The seizure came amid reports that a man suspected of murdering Lebanese singer Suzanne Tamim in Dubai by stabbing her several times had been arrested in an Arab country.

“The newspaper has been withdrawn from the market. It is nowhere, be it in Cairo or the rest of Egypt’s governorates,” said Ibrahim Mansour, the editor-in-chief of the independent newspaper.

“We have not been officially informed that the newspaper was seized but copies have been withdrawn from the market,” he told AFP.

But Mansour insisted that the sudden disappearance of the newspaper was linked to its front-page article on Sunday about Tamim’s death in her upmarket Dubai apartment last month.

Mansour said it was clear that the seizure was linked to the article, which was headlined: “Is an important Egyptian figure implicated in the murder of a Lebanese singer?”

The identity of the Egyptian figure was not specified by the daily, which said the person was “highly influential” and “close to power” and Egyptian business circles.

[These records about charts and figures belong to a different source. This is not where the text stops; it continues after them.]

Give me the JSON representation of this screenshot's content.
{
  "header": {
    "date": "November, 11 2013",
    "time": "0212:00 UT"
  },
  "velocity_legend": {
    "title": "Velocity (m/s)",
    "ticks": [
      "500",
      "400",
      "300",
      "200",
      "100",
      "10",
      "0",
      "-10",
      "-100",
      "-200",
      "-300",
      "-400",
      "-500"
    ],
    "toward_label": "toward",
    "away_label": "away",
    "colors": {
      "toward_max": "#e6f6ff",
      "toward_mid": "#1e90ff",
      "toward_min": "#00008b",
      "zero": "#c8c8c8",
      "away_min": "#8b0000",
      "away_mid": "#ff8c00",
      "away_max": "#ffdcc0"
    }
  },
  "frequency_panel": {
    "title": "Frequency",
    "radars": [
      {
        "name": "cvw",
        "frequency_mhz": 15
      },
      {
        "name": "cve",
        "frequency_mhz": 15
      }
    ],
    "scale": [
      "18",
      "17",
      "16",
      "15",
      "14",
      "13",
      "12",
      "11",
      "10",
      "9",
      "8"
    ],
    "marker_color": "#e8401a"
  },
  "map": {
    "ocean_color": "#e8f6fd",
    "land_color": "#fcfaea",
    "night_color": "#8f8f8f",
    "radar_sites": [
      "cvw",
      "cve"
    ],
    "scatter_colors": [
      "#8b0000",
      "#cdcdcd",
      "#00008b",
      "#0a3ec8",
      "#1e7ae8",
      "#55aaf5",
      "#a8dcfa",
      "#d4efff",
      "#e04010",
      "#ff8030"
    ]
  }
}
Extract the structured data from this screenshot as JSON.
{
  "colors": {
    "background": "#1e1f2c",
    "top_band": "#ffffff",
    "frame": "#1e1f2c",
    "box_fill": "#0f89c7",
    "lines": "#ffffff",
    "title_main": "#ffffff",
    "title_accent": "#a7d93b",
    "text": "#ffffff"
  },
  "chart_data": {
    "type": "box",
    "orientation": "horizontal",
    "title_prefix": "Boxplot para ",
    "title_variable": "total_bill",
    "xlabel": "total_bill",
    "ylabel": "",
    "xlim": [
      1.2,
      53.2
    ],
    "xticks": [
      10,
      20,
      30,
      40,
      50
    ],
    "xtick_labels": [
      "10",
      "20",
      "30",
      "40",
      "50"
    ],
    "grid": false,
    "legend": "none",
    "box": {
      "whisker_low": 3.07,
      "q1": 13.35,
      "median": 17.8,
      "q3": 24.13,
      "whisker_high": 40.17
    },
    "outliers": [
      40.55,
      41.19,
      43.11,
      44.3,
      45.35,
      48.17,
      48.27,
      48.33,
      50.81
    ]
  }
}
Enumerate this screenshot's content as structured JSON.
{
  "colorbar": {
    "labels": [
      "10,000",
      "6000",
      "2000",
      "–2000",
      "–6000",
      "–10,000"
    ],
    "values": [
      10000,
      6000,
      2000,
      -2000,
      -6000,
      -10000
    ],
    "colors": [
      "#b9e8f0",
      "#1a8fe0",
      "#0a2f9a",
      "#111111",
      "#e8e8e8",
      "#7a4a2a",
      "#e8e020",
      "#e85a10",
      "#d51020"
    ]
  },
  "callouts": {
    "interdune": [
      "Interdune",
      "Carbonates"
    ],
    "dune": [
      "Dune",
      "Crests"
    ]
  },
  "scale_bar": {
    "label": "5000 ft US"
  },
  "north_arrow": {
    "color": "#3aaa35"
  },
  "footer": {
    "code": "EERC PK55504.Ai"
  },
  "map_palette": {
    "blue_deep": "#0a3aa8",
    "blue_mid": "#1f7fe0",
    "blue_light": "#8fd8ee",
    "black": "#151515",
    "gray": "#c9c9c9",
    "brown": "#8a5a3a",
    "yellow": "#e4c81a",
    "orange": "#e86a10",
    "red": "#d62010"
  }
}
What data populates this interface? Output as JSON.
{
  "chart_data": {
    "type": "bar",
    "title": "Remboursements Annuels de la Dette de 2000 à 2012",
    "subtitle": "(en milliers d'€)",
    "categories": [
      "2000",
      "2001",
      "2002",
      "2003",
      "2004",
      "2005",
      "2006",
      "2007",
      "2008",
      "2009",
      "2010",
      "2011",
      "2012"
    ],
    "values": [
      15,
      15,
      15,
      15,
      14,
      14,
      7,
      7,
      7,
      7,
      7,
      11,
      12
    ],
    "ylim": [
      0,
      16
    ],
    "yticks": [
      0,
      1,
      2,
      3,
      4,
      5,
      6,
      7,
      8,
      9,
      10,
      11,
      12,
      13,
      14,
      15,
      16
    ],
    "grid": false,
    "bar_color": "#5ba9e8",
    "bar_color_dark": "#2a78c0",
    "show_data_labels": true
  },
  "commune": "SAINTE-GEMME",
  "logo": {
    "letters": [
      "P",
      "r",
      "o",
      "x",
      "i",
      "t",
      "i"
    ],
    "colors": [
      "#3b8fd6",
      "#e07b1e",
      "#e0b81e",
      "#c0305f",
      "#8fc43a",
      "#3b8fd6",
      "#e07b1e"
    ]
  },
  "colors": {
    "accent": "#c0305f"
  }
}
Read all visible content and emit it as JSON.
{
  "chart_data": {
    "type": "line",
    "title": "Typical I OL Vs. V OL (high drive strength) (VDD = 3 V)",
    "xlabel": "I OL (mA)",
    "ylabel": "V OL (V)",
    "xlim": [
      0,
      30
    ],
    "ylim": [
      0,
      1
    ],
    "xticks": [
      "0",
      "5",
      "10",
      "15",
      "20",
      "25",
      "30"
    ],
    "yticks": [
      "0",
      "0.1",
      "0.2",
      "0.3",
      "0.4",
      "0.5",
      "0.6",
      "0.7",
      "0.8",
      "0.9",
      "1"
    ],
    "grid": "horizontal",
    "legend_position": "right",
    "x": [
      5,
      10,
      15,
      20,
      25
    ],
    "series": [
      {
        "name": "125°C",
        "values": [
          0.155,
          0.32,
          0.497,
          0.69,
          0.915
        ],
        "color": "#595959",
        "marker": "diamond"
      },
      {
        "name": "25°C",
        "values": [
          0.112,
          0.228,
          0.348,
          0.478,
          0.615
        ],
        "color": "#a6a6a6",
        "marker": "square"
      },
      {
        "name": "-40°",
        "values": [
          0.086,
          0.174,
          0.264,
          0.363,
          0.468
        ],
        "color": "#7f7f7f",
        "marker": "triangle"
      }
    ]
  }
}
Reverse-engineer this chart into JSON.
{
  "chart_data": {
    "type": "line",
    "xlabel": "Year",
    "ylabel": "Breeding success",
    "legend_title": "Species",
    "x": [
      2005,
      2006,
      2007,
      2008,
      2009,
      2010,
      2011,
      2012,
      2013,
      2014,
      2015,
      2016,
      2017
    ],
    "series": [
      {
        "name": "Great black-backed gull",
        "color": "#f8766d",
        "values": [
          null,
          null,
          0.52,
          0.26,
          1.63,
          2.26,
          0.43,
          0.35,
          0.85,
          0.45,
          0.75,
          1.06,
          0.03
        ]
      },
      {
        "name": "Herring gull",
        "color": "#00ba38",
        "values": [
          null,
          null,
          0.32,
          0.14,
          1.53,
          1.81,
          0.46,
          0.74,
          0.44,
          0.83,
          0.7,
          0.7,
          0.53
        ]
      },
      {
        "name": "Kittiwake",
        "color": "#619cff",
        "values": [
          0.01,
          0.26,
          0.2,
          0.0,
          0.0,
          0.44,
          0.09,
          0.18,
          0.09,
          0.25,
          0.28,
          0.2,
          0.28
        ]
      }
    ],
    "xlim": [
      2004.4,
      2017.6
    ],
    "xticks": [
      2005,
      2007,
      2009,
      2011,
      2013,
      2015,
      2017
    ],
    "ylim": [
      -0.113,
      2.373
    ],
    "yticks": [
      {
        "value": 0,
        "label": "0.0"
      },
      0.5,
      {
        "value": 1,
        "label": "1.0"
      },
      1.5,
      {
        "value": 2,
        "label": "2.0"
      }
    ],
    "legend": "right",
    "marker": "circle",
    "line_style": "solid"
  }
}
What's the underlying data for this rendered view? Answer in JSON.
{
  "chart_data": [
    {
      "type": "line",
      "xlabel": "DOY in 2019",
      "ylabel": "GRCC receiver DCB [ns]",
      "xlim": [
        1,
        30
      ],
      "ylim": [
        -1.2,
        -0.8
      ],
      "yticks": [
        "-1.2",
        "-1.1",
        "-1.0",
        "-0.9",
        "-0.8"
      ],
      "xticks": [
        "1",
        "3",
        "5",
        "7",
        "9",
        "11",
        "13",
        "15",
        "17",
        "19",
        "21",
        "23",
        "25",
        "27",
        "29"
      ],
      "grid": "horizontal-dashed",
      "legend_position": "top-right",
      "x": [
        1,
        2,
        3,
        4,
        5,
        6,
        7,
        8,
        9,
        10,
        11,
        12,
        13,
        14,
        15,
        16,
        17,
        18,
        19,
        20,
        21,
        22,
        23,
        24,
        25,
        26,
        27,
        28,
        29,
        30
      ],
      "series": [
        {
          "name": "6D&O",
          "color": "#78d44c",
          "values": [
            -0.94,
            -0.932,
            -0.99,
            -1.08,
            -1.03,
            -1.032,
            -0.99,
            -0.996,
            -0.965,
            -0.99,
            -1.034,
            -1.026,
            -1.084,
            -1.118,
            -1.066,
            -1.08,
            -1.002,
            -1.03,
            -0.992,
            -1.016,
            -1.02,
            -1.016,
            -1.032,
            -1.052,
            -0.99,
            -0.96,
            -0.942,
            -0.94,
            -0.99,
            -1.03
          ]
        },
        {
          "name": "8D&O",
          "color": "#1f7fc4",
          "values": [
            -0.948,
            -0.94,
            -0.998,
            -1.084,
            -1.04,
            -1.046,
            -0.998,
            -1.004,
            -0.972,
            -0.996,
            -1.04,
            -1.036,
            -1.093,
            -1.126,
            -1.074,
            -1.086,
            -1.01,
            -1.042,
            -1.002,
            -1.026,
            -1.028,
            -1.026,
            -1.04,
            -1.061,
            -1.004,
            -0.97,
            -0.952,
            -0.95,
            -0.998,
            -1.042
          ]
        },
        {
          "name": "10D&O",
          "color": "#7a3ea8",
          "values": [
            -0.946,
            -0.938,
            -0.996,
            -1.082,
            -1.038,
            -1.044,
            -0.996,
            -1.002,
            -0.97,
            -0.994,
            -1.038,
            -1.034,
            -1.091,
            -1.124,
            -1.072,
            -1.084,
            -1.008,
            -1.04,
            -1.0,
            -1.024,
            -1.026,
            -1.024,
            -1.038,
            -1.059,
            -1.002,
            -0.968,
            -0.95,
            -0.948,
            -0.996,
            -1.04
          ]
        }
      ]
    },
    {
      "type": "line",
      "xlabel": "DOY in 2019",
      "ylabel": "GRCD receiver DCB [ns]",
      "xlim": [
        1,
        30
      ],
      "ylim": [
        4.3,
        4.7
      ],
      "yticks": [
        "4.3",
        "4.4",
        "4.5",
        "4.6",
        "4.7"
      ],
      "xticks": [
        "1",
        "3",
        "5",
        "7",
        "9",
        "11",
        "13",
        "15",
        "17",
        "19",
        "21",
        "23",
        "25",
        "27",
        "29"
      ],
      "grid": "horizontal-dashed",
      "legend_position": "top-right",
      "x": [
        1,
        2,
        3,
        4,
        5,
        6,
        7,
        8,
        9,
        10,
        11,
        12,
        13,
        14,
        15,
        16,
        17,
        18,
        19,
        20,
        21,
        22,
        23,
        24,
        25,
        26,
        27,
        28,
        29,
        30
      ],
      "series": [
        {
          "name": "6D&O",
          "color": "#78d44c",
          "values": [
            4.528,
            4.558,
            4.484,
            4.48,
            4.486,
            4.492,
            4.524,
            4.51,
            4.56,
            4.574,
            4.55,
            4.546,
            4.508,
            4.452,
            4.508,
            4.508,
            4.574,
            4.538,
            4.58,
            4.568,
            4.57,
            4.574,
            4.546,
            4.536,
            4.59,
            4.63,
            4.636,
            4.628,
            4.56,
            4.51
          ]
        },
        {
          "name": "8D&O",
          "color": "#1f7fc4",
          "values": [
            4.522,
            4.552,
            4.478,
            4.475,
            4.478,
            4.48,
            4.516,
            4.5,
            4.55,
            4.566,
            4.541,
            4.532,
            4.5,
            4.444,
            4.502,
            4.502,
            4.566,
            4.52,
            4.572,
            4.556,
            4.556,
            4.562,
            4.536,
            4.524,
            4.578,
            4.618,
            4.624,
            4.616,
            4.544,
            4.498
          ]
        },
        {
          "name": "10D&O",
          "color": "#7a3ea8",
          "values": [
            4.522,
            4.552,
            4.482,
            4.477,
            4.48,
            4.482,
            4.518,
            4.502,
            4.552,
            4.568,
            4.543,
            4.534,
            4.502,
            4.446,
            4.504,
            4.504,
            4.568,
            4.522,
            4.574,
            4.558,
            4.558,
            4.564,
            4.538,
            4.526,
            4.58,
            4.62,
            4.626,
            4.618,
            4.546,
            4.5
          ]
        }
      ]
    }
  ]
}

The article alleged that a former Egyptian police officer as well as two hotel security officials had confessed to killing the singer for an Egyptian client.

A judiciary source said Egypt’s prosecutor general Abdel Meguid Mahmoud had referred Al-Dustur’s managing editor Ibrahim Eissa to public prosecutors for “breaking a ban on publishing” articles about the case.

The source told AFP that the prosecutor general had banned the media a week ago from reporting on the investigation into the singer’s death as it was still in progress.

Eissa has already had brushes with the judiciary in the past. He was sentenced to six months in jail in March for reporting rumours about the health of President Hosni Mubarak.

Tamim rose to fame after winning a Lebanese talent show in 1996 but her life had been marred by domestic disputes, including a rocky marriage with her second husband and agent who had accused her in 2004 of being behind an attempt on his life.

Dubai police meanwhile said Sunday that the suspect detained, who was not identified, was a 39-year-old Arab national “arrested in an Arab country three days after entering that country.”

The Dubai-based Al-Arabiya satellite television quoted a security official in Cairo as saying that the suspect was arrested in Egypt.

The Emirati daily Khaleej Times quoted a Dubai police official as saying the investigation focused on two suspects with Egyptian nationality who had left Dubai after the murder.

The pair had arrived in Dubai two days earlier, it said.